Teeth (2008) – A Horror Movie with Bite

Jess Weixler in TEETHWriter-director Mitchell Lichtenstein’s low-budget horror film is a demented spoof of teen sex, abstinence only programs, and especially male fear of women. The not-so-subtle joke is that women are traditionally the victims in horror movies, but TEETH turns the tables by bringing men’s worst paranoid Freudian nightmare – vagina dentata – to life. The result is more satirical than scary: Lichtenstein is interested in dramatizing the idea through the plot and characters, not merely in exploiting it for cheap sensationalism; however, he ultimately delivers the gory goods in the form of multiple mutilated penises. These squirm-inducing highlights feature a few unabashedly graphic depictions that leave little or nothing to the imagination; the over-the-top imagery (which includes one severed member that winds up as puppy chow) elicits mixed howls of disgust and screams of laughter.
Jess Weixler plays Dawn O’Keefe, the uber-perky girl next door who acts as a motivational speaker at her high school’s abstinence program.
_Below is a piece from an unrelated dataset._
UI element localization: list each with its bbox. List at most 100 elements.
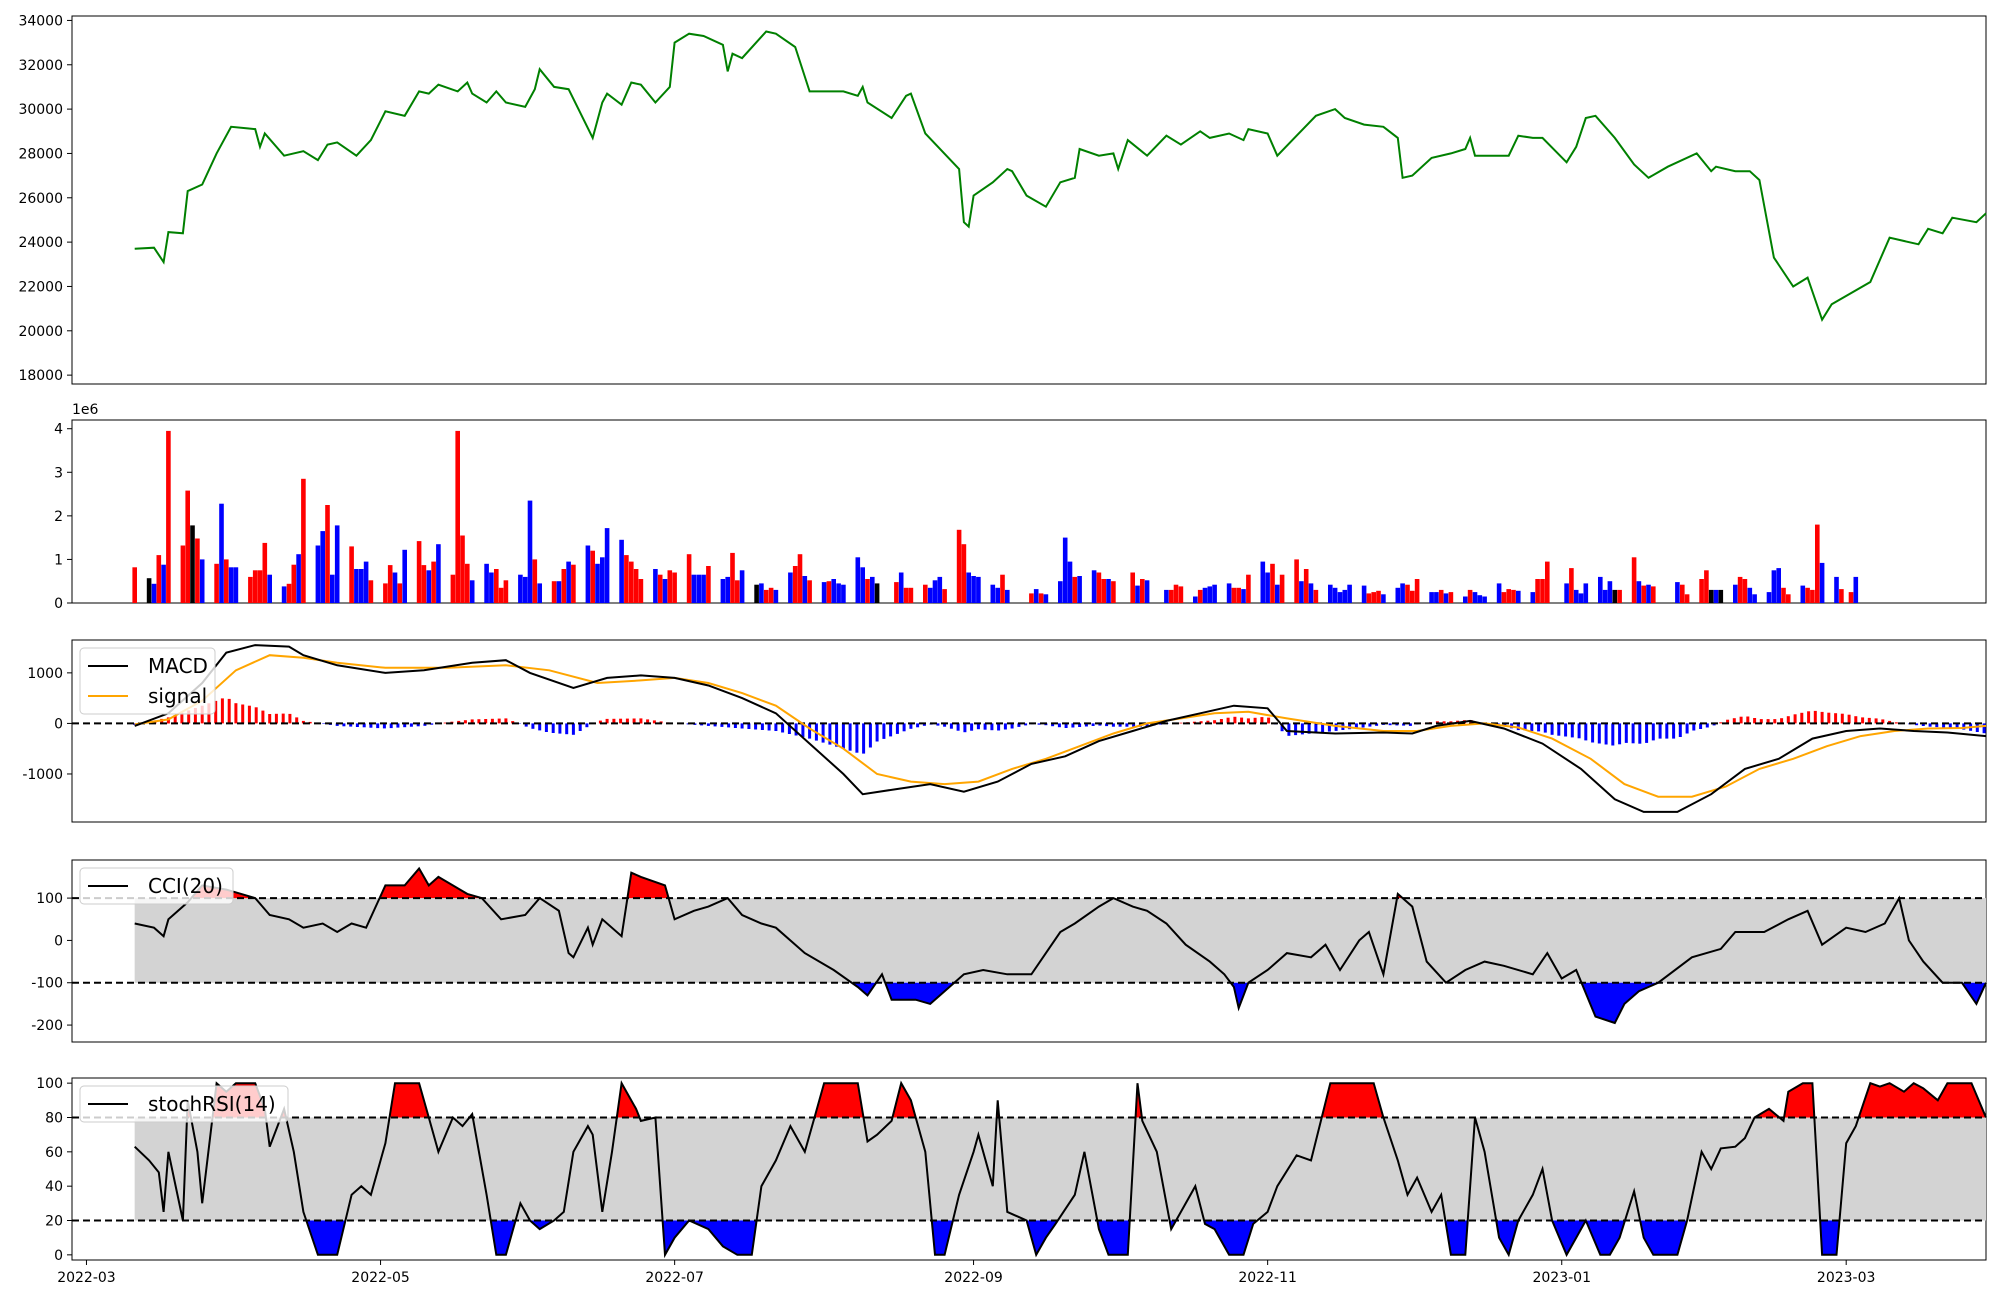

Just next to her home, nuclear power plants billow smoke into the air like factories in a David Lynch film, suggesting one possible explanation for her ability (seen in a childhood prologue) to nip the finger of her future step-brother during a game of “I’ll show you mine if you show me yours.”
The nuclear plants are never referenced in the dialogue. Instead, a class lecture speculating on the evolution of a rattlesnake’s rattle – a mutation that offered a survival advantage – implies that something similar has happened to Dawn. Except of course, Dawn is completely the opposite of a rattlesnake, with no visible or audible warning, her victims has no clue about the danger they are literally courting when the make sexual advances on her.
Rather cleverly, TEETH avoids lapsing into rape-revenge melodrama. The script paints the male aggressors-turned-victims in ambiguous shades (the first is a fellow abstinence-only believer who succumbs to temptation), and Dawn is ambivalent – and also shocked and disgusted – when she learns that she is capable of emasculating her would-be seducers. Only by the end has she become a full-blown femme fatale, confident – and even eager – in her ability to level the playing field that so long favored men.
In the tradition of good popular art, TEETH leaves you to sort out the metaphors for yourself, never stating its message obliquely. This is just as well, because occasionally Lichtenstein seems slightly unsure of how all the elements tie together. Nothing about Dawn’s mother or her step-father provide any hint of how she came to embrace the abstinence-only creed; this seems to be a simple writer’s device to explain how Dawn could be so naive about her own genitalia until they take their first bloody bite.
This starting point also provides a sharper contrast with where Dawn ends up by the finale, but it would be nice if it were integrated more carefully into the thematic underpinnings of the story. Weixler, who is otherwise very strong in the lead role, initially comes across like a naive cartoon character – all wide-eyed innocent enthusiasm, and the film seems to be not merely satirizing the program for which she speaks but also mocking her personally. Fortunately, as she learns the truth about herself and about the men around her (who are all pretty much worthless shits), she matures and gains the full measure of our sympathy, until we are rooting for her.
Lichtenstein does not lay the message out explicity, but clearly he wants us to imagine a world wherein women finally have full control over their own sexuality, in a way that no man can violate with impunity. TEETH suggests that will power, good intentions, and abstinence will not secure women from unwanted sexual advances; only castration axiety made real will do the job.
One would like to imagine that this is an exaggeration, but it does have a sad ring of truth about it…

TEETH (2008). Written and directed by Mitchell Lichtenstein. Cast: Jess Weixler, John Hensley, Josh Pais, Hale Appleman, Lenny von Dohlen, Ashley Springer, Nicole Swahn, Adam Wagner.